Fill only up to the thin dividing line - that’s your height guide for the front details. Avoid filling all the way to the top (the thick outer line) just yet, that height is reserved for the back support layer you’ll add later.
Tap the mold gently to release any trapped air bubbles. You can do this on a chopping board, a sturdy plastic lid, or a piece of cardboard, or for the easiest and cleanest results, use our plastic tapping board, designed to keep your mold perfectly level while tapping, filling, and moving it to the fridge.

STEP 5: BUILD THE BACK LAYER
Time to grab the reserved chocolate!
Pipe a second, slightly thicker layer over the details, filling up to the thicker outer line.
This forms the strong supportive back.
Tap the mold again to smooth it out. By the way, you don’t need to wait for the first layer of chocolate to set, you can pipe the back supporting wall straight away.

STEP 6: CHILL & RELEASE
Chill your mold in the fridge for 10 minutes, then let it rest at room temperature for 2–3 minutes for an easier release.
Gently flex the mold by inserting both your thumbs underneath the chocolate and then pushing the mold down.
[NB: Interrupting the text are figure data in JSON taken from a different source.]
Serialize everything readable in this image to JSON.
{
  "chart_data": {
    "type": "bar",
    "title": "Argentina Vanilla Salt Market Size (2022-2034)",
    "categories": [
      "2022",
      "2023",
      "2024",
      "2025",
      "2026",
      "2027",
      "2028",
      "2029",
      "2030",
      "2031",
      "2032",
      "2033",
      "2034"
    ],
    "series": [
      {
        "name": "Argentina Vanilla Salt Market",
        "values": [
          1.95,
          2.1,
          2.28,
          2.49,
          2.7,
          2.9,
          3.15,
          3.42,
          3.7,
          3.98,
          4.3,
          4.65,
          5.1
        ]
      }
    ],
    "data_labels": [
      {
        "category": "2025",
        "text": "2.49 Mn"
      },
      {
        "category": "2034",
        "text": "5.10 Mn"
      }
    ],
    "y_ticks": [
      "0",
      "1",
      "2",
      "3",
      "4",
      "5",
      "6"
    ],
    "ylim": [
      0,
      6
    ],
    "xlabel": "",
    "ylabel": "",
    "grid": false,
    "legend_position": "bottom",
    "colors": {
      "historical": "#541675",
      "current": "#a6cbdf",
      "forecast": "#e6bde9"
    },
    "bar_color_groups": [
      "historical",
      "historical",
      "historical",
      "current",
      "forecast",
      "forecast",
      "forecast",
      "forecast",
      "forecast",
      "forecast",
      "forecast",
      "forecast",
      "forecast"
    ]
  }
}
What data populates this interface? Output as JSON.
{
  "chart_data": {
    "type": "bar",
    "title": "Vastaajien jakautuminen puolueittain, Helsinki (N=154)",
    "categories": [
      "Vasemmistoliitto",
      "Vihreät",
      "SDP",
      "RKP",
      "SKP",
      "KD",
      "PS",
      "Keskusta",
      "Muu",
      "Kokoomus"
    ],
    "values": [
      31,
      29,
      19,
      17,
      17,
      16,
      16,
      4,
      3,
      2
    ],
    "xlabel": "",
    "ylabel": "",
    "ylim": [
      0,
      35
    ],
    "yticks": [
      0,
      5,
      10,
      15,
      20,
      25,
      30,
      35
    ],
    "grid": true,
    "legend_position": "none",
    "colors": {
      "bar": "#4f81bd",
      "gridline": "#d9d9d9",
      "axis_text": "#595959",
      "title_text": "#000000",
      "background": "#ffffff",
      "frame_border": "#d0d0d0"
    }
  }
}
Alternatively you can flip the mold, place on a flat clean surface, and pull away the mold from the chocolate gently while holding the chocolate in place.

STEP 7: FINISHING TOUCHES
For a flawless finish, handle your chocolate with gloves to avoid fingerprints.
Store the pieces in the fridge in an airtight container until you’re ready to decorate!

With a little melted chocolate and a great mold, you can create professional-looking cake decorations with ease.